Bitcoin is increasingly moving from private portfolios to public balance sheets. A new report from River indicates that governments are no longer passive observers of the market. Today, 23 countries hold BTC in some capacity, marking a meaningful expansion of state-level participation.
According to River, these holdings stem from asset seizures, direct purchases, state-backed mining operations, and sovereign wealth allocations. Government exposure now spans North America, Europe, the Middle East, Asia, Africa, and Latin America — a sign that Bitcoin adoption has reached multiple layers of state infrastructure.
The United States holds the largest sovereign position at 328,372 BTC, primarily accumulated through criminal asset confiscations. Meanwhile, the United Kingdom follows with 61,245 BTC. The United Arab Emirates holds 30,382 BTC via sovereign wealth and mining-linked strategies. China, despite its domestic mining ban, is estimated to control 15,000 BTC from earlier seizures.

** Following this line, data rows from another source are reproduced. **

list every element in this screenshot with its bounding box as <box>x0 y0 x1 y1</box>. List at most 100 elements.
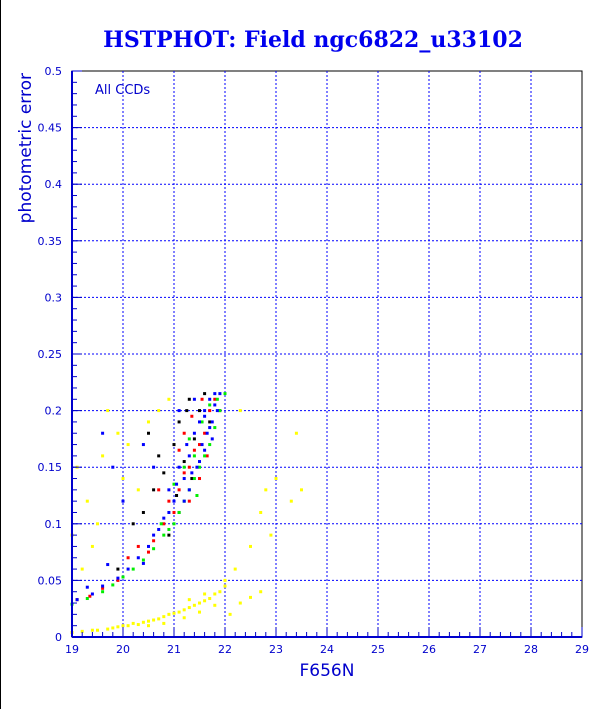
data-point-black <box>167 533 171 537</box>
data-point-blue <box>126 567 130 571</box>
data-point-red <box>157 488 161 492</box>
x-tick-label: 20 <box>116 643 130 656</box>
data-point-yellow <box>111 626 115 630</box>
data-point-black <box>152 488 156 492</box>
data-point-red <box>152 539 156 543</box>
data-point-yellow <box>126 624 130 628</box>
data-point-yellow <box>213 603 217 607</box>
data-point-red <box>190 414 194 418</box>
data-point-blue <box>106 563 110 567</box>
data-point-yellow <box>85 499 89 503</box>
data-point-red <box>187 465 191 469</box>
data-point-blue <box>208 426 212 430</box>
data-point-green <box>121 575 125 579</box>
data-point-black <box>177 420 181 424</box>
data-point-yellow <box>147 420 150 424</box>
x-tick-label: 26 <box>422 643 436 656</box>
data-point-blue <box>90 592 94 596</box>
y-tick-label: 0.2 <box>45 405 63 418</box>
data-point-yellow <box>152 618 156 622</box>
data-point-yellow <box>289 499 293 503</box>
data-point-blue <box>167 510 171 514</box>
data-point-green <box>159 522 163 526</box>
data-point-yellow <box>233 567 237 571</box>
x-axis-label: F656N <box>300 661 355 681</box>
data-point-green <box>215 397 219 401</box>
data-point-blue <box>215 409 219 413</box>
data-point-green <box>172 522 176 526</box>
data-point-green <box>208 403 212 407</box>
data-point-blue <box>198 460 201 464</box>
x-tick-label: 27 <box>473 643 487 656</box>
data-point-blue <box>218 392 222 396</box>
data-point-yellow <box>203 599 207 603</box>
data-point-yellow <box>131 621 135 625</box>
data-point-yellow <box>121 624 125 628</box>
data-point-yellow <box>96 628 99 632</box>
data-point-blue <box>203 409 207 413</box>
data-point-yellow <box>259 590 263 594</box>
data-point-green <box>203 454 207 458</box>
data-point-green <box>85 597 89 601</box>
chart-title: HSTPHOT: Field ngc6822_u33102 <box>103 27 523 53</box>
data-point-yellow <box>198 601 201 605</box>
data-point-red <box>162 522 166 526</box>
data-point-blue <box>75 598 79 602</box>
data-point-yellow <box>238 601 242 605</box>
data-point-yellow <box>162 615 166 619</box>
data-point-yellow <box>213 592 217 596</box>
data-point-blue <box>152 465 156 469</box>
data-point-red <box>147 550 150 554</box>
data-point-blue <box>192 397 196 401</box>
data-point-yellow <box>80 567 84 571</box>
data-point-blue <box>141 443 145 447</box>
data-point-yellow <box>147 619 150 623</box>
data-point-green <box>187 437 191 441</box>
data-point-yellow <box>90 628 94 632</box>
data-point-blue <box>190 471 194 475</box>
data-point-black <box>208 420 212 424</box>
data-point-green <box>208 443 212 447</box>
data-point-black <box>187 397 191 401</box>
data-point-yellow <box>96 522 99 526</box>
data-point-red <box>205 454 209 458</box>
data-point-green <box>101 590 105 594</box>
data-point-green <box>192 454 196 458</box>
data-point-blue <box>121 499 125 503</box>
data-point-blue <box>213 392 217 396</box>
data-point-yellow <box>177 610 181 614</box>
x-tick-label: 23 <box>269 643 283 656</box>
data-point-blue <box>177 409 181 413</box>
data-point-blue <box>210 437 214 441</box>
data-points <box>70 392 303 634</box>
data-point-yellow <box>157 409 161 413</box>
data-point-yellow <box>162 621 166 625</box>
y-tick-label: 0.35 <box>38 235 63 248</box>
data-point-blue <box>101 431 105 435</box>
data-point-green <box>192 477 196 481</box>
data-point-yellow <box>141 620 145 624</box>
data-point-red <box>187 499 191 503</box>
data-point-red <box>203 431 207 435</box>
data-point-blue <box>192 431 196 435</box>
data-point-yellow <box>208 597 212 601</box>
data-point-black <box>157 454 161 458</box>
data-point-green <box>195 494 199 497</box>
data-point-blue <box>187 454 191 458</box>
x-tick-label: 24 <box>320 643 334 656</box>
data-point-green <box>177 510 181 514</box>
data-point-red <box>116 578 120 582</box>
y-tick-label: 0.1 <box>45 518 63 531</box>
data-point-blue <box>182 499 186 503</box>
data-point-green <box>111 583 115 587</box>
x-tick-label: 28 <box>524 643 538 656</box>
data-point-yellow <box>167 612 171 616</box>
data-point-green <box>198 465 201 469</box>
data-point-yellow <box>223 584 227 588</box>
data-point-yellow <box>249 544 252 548</box>
data-point-yellow <box>126 443 130 447</box>
data-point-black <box>162 471 166 475</box>
data-point-red <box>101 586 105 590</box>
x-tick-label: 29 <box>575 643 589 656</box>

El Salvador remains the only country to designate Bitcoin as legal tender, with government reserves totaling 7,514 BTC acquired through open-market purchases. Bhutan holds 5,884 BTC tied to state-backed mining operations, illustrating how smaller economies are experimenting with alternative accumulation strategies.
As of Dec. 31, 2025, governments collectively hold approximately 432,000 BTC — about 2.1% of the total supply. Individuals remain the dominant holders, controlling 14.01 million BTC, or 66.7% of the circulating supply. Funds and ETFs account for 1.49 million BTC, while businesses hold 1.45 million BTC. Retail ownership continues to anchor the market, even as institutional and sovereign exposure expands.
Meanwhile, River reports that 34 countries now control more than 0.1% of the global hashrate, while 12 countries exceed 1%. Compared to previous cycles, mining activity is significantly more geographically dispersed, reducing the concentration risk once associated with a small number of jurisdictions.
Several structural forces are driving sovereign engagement:
Beyond governments, institutional participation continues to broaden. Hedge funds, asset managers, pension funds, endowments, insurance firms, and sovereign wealth vehicles report increasing allocations. Billions of dollars in Bitcoin exposure now sit within traditional financial frameworks.
In 2025, North America recorded 6,535 merchants accepting bitcoin, an increase of 1,299 from the previous year. Europe leads slightly with 6,745 merchants. Activity on the Lightning Network surged, with River estimating a 300% rise in transaction volume during the year. Exchange integrations for Lightning deposits and withdrawals contributed to higher average transaction sizes.
Regulatory developments further support adoption. Thirty-four countries have approved Bitcoin ETFs or ETPs. Others have legalized mining, clarified tax treatment, or authorized banks to provide custody services. These measures create clearer channels for institutional and sovereign capital participation.
Introduced in the aftermath of the 2008 financial crisis, Bitcoin was originally framed as an alternative to state-controlled monetary systems. Seventeen years later, it is increasingly held by those very states. What began as a decentralized experiment now occupies balance sheets across 23 governments — a shift that marks a new phase in Bitcoin’s structural evolution.